On the other hand, the water quality of the Owakuzawa during calm periods may change due to rainfall and anthropogenic factors (e.g., maintenance of hot spring facilities using steam). Understanding the details of these changes will provide basic data for evaluating the disappearance of volcanic activity through water quality, but conventional field monitoring still faces the problem of infrequent water sampling. In this study, we attempted to monitor water quality at a high temporal resolution by installing the field auto-sampling tool at the Owakuzawa, and examined short-term water quality fluctuations and their factors.
The field auto-sampling tool (GOFAT, Ono et al., 2020) was used to monitor water quality in the Owakuzawa. The field auto-sampling tool was installed downstream of a weir approximately 5 m high. A polyethylene tube (inner diameter: 15 mm) approximately 15 m long was used to provide a flow path for the river water to a storage container attached to the field auto-sampling tool. The water in the container is constantly replaced by draining off overflow water. The field auto-sampling tool pumps river water from the storage container and fills the vials at predetermined time intervals. Water temperature and pH were measured using loggers installed in the storage vessel. After the vials were collected, the concentration of the samples was determined using Ion Chromatography.
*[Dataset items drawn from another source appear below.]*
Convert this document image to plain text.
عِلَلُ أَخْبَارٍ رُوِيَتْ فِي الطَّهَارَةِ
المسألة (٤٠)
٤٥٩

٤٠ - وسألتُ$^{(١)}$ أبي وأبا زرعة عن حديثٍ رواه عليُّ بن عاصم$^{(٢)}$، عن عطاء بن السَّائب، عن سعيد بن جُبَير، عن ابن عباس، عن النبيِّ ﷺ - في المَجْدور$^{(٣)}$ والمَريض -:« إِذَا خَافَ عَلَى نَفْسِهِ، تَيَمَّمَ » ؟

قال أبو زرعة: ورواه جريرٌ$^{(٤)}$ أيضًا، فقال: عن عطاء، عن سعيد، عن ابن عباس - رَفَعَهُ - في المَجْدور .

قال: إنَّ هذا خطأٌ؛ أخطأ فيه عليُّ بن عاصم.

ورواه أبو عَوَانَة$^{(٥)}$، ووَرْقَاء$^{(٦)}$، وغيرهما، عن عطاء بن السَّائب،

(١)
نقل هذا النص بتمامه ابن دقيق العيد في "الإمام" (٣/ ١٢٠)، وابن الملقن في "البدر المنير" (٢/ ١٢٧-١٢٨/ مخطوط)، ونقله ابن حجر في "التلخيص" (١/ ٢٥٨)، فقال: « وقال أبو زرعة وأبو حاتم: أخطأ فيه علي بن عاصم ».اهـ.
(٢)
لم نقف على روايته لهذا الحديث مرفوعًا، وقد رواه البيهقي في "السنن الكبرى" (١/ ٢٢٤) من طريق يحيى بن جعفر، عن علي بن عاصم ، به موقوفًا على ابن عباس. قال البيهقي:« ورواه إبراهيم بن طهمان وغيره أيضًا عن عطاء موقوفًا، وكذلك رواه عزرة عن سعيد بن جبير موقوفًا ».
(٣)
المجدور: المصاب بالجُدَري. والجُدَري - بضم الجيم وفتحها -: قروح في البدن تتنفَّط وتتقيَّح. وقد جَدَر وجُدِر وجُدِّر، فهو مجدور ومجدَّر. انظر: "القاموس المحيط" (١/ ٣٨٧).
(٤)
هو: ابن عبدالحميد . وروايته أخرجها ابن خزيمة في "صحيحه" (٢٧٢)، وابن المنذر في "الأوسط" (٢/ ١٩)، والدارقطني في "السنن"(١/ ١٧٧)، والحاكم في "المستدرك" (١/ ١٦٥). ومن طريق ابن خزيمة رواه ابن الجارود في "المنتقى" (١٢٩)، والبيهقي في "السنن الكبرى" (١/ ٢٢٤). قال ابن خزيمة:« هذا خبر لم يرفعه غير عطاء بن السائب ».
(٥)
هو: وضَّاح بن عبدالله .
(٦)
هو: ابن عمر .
Water quality monitoring was conducted between October 13 and 17, 2023, using water sampling every 3 hours, and the Cl^-/SO₄^2-ratio increased from 0.22 to 0.26 between 0:00 and 12:00 on October 15. Since rainfall was recorded during the period, it is thought that the Cl^-/SO₄^2-ratio captured a temporary fluctuation due to rainfall. In addition, temporary decreases in pH with a peak around 10:00 daily was observed. Since the maintenance work at the hot spring development facility is conducted around the time, it is assumed that this water quality fluctuation is caused by human factors. Next, to understand the details of this water quality fluctuation, water samples were taken once every hour from 9:00 to 12:00 between November 10 and 16. Comparing each hour of the 7-day period, the Cl^-/SO₄^2-ratio was low at 9:00 and the daily fluctuation was small, whereas it increased at 10:00 and the daily fluctuation was large. At 11:00 and 12:00, the Cl^-/SO₄^2-ratio decreased again and the diurnal variation was small. The field auto-sampling tool can be used for monitoring water quality in the Owakuzawa. Furthermore, the characteristics of the Cl^-/SO₄^2- ratio during rainfall and periodically during the day are useful basic data for the assessment of volcanic activity.